The 8 or 9-million-year-old fossils had first been linked to the extinct ape called Ouranopithecus.
However, a team led by David Begun from the University of Toronto’s Department of Anthropology has recently analyzed the remains and determined that they likely belonged to a male animal from a potentially new species.
By inspecting the upper and lower jaw of the ancient European ape, the team suggested that humanity’s forebears may have evolved in Europe before migrating to Africa, potentially upending a scientific consensus that has stood since Darwin’s day.
In 1871, Darwin proposed that all hominins, including both modern and extinct humans, descended from a group in Africa. This is the most widely accepted theory today.
Fossils in Greece belong to human ancestors
On the other hand, Darwin also speculated that hominins could also have originated in Europe, where fossils of large apes had already been discovered. The new analysis supports this theory.
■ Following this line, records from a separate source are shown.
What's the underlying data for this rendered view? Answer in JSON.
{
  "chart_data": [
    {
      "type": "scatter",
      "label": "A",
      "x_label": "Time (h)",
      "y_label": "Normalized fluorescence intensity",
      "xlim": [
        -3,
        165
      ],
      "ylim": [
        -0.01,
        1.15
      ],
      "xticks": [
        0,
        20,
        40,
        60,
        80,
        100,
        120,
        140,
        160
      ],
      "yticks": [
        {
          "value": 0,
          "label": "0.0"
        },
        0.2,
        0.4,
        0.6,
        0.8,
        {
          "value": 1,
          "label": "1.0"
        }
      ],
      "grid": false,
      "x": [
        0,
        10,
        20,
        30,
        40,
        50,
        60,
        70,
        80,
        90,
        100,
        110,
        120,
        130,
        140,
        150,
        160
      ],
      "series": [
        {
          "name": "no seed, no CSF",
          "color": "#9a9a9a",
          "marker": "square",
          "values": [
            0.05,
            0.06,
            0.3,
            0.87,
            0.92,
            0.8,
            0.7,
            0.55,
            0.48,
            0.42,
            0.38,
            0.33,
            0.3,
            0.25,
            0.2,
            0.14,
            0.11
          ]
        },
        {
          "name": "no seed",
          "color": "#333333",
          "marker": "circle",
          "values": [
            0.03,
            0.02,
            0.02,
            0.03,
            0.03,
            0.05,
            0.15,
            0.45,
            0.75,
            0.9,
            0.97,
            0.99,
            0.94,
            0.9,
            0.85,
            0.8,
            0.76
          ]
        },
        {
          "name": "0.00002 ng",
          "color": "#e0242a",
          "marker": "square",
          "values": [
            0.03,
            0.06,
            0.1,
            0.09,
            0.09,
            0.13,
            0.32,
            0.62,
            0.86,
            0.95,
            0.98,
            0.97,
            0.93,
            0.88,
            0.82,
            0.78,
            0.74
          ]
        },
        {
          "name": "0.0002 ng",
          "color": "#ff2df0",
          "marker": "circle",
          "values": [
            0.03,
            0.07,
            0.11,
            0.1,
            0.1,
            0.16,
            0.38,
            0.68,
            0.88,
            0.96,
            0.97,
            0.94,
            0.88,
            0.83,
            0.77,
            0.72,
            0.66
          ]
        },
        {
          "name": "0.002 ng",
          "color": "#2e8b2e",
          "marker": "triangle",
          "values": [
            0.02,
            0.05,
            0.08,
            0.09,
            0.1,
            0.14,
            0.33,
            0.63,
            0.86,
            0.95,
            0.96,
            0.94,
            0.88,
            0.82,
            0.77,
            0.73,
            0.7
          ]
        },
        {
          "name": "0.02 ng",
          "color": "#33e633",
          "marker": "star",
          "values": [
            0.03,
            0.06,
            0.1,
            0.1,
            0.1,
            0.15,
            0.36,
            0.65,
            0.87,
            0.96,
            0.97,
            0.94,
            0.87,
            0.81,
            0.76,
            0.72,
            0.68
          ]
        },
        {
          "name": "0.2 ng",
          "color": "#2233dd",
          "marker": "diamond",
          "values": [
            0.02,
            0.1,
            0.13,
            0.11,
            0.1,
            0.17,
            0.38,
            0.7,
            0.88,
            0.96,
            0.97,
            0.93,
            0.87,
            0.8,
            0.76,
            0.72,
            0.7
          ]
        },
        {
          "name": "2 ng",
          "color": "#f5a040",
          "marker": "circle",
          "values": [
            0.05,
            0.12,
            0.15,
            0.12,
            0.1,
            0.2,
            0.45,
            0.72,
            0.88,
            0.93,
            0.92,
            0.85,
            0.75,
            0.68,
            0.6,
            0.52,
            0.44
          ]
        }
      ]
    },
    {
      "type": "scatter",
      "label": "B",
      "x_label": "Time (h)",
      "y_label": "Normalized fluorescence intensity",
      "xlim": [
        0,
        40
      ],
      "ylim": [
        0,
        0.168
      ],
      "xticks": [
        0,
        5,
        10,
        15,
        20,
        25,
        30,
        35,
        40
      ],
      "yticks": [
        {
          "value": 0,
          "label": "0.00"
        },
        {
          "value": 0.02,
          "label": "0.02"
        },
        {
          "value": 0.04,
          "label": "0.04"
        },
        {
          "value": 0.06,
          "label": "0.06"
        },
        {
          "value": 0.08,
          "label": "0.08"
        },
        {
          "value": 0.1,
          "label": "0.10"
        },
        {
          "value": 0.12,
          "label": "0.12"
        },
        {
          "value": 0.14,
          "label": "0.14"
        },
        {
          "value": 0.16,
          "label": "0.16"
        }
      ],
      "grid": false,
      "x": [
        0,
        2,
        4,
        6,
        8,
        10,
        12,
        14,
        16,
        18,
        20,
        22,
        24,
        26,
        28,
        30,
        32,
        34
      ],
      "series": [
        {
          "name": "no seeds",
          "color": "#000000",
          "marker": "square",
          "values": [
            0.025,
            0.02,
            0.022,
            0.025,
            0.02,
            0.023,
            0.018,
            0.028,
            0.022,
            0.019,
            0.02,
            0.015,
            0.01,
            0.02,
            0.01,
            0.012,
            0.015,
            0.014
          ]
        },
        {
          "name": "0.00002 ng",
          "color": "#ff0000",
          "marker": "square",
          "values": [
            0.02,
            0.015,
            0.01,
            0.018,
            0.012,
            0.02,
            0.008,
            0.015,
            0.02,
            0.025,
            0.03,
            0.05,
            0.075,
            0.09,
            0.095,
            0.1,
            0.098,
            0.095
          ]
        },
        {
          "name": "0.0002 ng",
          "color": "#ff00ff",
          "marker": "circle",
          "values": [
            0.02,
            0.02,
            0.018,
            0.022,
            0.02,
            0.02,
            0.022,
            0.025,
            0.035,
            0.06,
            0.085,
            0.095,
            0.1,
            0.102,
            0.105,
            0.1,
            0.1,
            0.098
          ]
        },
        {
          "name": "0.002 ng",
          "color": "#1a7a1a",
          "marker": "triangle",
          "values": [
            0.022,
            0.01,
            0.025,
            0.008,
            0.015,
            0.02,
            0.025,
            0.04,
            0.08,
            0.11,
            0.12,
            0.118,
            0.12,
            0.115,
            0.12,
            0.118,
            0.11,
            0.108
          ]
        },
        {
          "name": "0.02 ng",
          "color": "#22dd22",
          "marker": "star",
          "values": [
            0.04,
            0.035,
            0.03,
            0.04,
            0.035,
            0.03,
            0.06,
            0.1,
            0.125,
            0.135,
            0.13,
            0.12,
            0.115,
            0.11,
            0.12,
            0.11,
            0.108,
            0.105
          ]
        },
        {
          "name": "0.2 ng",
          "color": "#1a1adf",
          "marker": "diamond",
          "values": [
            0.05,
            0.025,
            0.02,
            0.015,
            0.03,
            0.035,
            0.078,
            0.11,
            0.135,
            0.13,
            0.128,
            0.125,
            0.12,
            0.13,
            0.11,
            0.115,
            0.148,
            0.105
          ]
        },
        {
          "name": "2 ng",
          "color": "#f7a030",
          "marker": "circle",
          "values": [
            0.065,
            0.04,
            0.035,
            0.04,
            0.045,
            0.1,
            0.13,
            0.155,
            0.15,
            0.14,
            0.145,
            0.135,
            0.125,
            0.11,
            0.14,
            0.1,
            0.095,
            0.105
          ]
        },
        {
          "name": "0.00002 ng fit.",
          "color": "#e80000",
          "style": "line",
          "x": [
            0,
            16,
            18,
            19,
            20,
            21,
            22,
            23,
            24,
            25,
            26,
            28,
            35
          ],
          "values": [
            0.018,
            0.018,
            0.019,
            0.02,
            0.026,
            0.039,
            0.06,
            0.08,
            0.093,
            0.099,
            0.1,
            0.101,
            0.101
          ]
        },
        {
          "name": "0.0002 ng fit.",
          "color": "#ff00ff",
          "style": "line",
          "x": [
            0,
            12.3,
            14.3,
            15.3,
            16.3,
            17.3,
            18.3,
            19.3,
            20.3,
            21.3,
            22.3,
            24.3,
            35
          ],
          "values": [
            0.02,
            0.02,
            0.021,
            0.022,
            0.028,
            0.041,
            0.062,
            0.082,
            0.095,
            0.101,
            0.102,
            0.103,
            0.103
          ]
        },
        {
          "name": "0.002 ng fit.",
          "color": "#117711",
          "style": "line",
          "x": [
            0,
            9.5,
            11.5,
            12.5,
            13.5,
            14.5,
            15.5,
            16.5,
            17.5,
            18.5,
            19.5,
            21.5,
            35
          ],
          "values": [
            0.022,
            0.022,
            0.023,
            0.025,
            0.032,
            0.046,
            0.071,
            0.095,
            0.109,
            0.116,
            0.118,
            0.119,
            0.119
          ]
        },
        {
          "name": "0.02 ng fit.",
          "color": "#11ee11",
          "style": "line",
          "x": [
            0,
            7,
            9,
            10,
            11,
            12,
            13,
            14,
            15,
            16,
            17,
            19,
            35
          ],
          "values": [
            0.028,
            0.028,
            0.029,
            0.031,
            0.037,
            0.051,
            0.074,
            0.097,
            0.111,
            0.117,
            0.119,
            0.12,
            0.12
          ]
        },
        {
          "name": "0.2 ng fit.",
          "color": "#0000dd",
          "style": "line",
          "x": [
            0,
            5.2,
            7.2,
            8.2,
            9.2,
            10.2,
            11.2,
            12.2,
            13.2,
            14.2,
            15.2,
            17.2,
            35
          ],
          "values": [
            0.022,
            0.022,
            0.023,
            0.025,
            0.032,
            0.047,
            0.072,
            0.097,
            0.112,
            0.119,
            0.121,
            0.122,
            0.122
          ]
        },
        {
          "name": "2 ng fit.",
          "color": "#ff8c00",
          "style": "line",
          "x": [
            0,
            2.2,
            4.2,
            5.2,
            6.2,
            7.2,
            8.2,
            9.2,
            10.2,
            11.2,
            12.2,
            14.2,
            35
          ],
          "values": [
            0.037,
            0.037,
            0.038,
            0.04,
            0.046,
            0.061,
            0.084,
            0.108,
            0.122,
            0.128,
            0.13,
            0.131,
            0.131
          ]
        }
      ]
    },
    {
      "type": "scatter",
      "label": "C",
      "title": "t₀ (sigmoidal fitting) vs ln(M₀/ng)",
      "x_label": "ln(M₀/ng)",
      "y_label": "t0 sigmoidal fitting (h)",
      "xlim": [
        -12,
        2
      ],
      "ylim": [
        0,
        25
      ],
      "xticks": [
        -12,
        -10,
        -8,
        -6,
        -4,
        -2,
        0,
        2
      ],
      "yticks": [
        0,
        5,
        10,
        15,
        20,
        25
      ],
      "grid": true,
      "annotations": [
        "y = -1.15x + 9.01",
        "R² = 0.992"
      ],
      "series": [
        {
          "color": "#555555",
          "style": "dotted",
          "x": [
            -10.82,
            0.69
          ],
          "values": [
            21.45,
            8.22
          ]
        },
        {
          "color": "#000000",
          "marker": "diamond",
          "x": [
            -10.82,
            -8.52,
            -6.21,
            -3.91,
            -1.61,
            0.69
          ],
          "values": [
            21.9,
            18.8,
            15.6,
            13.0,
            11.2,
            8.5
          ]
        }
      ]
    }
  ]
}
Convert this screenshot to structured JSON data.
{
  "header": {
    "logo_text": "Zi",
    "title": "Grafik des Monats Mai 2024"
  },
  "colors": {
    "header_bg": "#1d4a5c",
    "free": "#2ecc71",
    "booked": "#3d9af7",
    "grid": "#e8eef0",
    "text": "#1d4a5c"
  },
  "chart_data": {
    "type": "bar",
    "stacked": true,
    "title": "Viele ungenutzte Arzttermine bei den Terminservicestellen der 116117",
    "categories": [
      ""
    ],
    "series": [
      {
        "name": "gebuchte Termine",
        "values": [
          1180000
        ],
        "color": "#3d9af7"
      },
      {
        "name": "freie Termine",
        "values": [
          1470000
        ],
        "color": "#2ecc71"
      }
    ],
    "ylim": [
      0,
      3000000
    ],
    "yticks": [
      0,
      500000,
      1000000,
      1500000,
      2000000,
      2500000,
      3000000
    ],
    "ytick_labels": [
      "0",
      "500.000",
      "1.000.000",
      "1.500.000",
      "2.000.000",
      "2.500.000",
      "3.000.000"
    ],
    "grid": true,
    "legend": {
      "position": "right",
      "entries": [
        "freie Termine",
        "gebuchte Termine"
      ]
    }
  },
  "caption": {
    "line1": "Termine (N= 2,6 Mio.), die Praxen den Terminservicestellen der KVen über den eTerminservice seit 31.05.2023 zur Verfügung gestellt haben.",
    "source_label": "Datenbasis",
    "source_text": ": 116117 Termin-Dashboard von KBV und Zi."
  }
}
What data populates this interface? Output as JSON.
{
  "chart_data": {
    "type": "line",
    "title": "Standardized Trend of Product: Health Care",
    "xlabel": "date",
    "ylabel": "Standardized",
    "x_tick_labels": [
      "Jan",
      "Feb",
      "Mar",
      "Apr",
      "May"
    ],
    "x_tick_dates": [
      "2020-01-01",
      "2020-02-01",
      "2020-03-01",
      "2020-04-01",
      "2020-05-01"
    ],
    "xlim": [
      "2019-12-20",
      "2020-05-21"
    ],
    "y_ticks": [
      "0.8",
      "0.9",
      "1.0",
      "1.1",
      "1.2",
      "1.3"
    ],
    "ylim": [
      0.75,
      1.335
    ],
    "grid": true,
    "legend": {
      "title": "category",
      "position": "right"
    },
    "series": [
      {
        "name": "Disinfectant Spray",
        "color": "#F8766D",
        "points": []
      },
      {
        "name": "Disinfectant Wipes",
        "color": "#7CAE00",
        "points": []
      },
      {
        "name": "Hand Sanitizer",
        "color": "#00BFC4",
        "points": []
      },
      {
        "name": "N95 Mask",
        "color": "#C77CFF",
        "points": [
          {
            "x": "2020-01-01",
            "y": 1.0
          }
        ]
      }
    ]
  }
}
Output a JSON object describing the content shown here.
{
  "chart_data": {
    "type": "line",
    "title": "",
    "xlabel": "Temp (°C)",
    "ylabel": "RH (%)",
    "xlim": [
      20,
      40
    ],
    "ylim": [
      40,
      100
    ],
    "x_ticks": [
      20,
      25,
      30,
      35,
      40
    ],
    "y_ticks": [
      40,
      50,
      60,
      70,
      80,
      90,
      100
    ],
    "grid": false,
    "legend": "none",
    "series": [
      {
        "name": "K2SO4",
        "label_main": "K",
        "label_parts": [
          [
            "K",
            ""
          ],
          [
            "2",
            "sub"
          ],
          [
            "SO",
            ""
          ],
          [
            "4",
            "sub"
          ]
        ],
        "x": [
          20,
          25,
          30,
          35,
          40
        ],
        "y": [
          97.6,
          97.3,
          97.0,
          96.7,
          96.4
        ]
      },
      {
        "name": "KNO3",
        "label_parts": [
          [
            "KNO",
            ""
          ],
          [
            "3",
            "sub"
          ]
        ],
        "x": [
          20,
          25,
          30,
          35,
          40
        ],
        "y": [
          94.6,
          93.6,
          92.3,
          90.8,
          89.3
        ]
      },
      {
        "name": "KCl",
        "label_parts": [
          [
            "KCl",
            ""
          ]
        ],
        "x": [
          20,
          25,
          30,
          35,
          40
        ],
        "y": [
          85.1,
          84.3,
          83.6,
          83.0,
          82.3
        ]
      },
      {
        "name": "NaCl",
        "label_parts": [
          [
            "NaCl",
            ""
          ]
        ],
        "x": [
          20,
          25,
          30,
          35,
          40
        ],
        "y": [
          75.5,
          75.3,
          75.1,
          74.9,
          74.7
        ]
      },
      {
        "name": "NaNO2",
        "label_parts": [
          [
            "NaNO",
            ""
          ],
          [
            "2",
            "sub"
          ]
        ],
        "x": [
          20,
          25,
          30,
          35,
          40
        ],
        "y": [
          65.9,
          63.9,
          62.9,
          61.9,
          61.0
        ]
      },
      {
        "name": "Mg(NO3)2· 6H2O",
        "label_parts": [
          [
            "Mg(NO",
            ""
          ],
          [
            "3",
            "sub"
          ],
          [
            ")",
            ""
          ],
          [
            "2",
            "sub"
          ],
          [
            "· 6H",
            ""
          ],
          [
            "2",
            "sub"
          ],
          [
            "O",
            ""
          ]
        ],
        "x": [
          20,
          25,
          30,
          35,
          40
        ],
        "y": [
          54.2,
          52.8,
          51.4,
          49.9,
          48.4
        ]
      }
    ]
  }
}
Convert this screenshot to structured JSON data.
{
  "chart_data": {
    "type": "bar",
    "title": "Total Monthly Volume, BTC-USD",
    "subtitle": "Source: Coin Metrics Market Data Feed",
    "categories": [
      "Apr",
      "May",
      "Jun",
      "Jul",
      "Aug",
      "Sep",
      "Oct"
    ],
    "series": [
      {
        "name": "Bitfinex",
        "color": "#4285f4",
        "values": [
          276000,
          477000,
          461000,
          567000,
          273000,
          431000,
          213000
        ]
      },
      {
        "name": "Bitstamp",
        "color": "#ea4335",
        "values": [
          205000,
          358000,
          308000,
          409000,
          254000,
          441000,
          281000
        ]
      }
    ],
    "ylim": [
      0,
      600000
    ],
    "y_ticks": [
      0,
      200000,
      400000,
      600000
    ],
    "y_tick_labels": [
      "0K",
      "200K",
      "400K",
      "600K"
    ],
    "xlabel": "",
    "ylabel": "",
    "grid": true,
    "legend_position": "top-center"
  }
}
While Begun does not believe the ape in Greece was a hominin, he speculates that it could represent the group from which hominins directly evolved.
The research team led by Begun had determined in 2017 that a 7.2-million-year-old ape called Graecopithecus, which also lived in what is now Greece, could be a hominin.
In this case, the 8-million to 9-million-year-old Nikiti ape would have directly preceded the first hominin, Graecopithecus, before hominins migrated to Africa seven million years ago.
According to a report in the journal New Scientist, Begun foresees that this new concept will be rejected by many experts who believe in African hominin origins, but he hopes that the new scenario will at least be considered.
Begun points out that Southeastern Europe was once occupied by the ancestors of animals such as the giraffe and rhino. “It’s widely agreed that this was the found fauna of most of what we see in Africa today,” he told New Scientist. “If the antelopes and giraffes could get into Africa 7 million years ago, why not the apes?”
Not all anthropologists agree with Begun and his team’s conclusions. As noted by New Scientist, the Nikiti ape may be completely unrelated to hominins. It may have evolved similar features independently, developing teeth to eat similar foods or chew similarly to early hominins.